Persecution is not the solution:

Whenever something happens in the world that cannot be explained, we all have the immediate urge to try and understand it. This was of no exception during the Black Death for as far as medieval people were concerned, this plague mysteriously appeared out of thin air, destroying the lands and its people. Several causes were thought of for the disease, prominent examples being the movement of planets, toxic fumes from deep underground, or divine retribution. People also scapegoated the blame on groups of minorities. In this case, the Jewish community was targeted. 
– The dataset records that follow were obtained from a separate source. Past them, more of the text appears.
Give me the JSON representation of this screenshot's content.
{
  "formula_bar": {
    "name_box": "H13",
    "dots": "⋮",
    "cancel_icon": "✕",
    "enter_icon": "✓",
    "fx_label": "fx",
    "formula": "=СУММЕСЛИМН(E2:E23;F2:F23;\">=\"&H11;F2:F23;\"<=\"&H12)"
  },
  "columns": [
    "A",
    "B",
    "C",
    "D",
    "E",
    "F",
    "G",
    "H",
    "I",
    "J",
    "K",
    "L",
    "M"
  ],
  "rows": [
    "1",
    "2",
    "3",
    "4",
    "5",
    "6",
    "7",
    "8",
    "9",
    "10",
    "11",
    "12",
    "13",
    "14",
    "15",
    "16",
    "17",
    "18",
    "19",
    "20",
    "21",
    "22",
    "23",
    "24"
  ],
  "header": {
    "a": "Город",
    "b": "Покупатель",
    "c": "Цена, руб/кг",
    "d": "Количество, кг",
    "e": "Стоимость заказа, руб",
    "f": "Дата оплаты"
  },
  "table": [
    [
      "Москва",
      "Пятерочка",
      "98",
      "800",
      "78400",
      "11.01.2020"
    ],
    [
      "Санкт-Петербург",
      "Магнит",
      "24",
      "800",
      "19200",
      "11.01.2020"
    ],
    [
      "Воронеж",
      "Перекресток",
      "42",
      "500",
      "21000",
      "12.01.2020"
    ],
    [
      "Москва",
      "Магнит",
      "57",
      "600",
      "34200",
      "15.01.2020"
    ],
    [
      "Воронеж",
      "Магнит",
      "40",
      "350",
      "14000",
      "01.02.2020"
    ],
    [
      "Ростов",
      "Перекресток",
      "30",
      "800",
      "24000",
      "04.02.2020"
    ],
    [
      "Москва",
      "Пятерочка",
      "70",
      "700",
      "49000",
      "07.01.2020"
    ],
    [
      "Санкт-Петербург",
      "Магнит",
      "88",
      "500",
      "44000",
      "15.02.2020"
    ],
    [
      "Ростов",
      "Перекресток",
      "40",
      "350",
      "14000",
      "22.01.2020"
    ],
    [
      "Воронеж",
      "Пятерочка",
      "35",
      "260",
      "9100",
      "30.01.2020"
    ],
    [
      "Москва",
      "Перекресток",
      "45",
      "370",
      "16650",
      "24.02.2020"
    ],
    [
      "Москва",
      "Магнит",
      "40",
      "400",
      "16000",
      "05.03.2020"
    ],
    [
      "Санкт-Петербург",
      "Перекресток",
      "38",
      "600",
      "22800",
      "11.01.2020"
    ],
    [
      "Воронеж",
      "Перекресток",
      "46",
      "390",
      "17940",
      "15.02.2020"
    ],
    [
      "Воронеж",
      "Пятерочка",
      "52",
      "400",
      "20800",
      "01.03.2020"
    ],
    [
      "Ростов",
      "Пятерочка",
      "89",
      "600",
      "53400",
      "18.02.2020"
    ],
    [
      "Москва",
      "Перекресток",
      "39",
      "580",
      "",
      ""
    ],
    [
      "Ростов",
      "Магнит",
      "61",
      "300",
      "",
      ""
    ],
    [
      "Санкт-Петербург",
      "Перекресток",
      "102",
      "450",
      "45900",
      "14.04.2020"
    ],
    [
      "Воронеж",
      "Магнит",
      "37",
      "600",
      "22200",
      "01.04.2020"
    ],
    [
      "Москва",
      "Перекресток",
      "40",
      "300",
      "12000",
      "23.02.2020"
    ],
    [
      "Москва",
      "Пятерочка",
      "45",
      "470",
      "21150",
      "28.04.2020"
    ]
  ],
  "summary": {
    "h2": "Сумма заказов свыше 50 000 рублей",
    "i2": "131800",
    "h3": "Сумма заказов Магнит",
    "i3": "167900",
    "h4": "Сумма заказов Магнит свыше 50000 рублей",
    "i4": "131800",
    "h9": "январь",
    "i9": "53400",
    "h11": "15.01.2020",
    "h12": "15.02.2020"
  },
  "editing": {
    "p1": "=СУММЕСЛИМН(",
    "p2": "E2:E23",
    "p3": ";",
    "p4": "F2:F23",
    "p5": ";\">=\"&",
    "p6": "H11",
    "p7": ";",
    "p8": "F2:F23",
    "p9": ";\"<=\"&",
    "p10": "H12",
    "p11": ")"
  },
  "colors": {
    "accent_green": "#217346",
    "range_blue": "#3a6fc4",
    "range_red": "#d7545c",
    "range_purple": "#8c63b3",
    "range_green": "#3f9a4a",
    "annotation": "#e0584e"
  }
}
As people who lived in society while remaining on its fringes both geographically as well as in the imagination, Jews were a perfect target for persecution, an easy scapegoat for any unexplained phenomenon. The Franciscan friar Herman Gigas tells about some of the accusations put against Jews during the Black Death:

Some say that it was brought about [the plague] by the corruption of the air; others that the Jews had planned to wipe out all the Christians with poison and had poisoned wells and springs everywhere… Throughout Germany, in all but a few places, they were burnt… This action was taken against the Jews in 1349, and it still continues unabated, for in a number of regions many people, noble and humble alike, have laid plans against them and their defenders…

While this wave of anti-Semitism was popular among the peasantry as well as some of the nobility, we can see from the friar that members of the clergy were less enthusiastic about this. The church in the Middle Ages was actually more tolerant towards the Jewish community and saw it in their interest to protect them. This is because of their shared past and how Judaism serves as living reminder of Christianity’s origins and history. Even the pope at the time, Clement VI, attempted to dissuade these pogroms but with little success. Ultimately, we see this kind of persecution happening throughout the Middle Ages and for centuries onwards.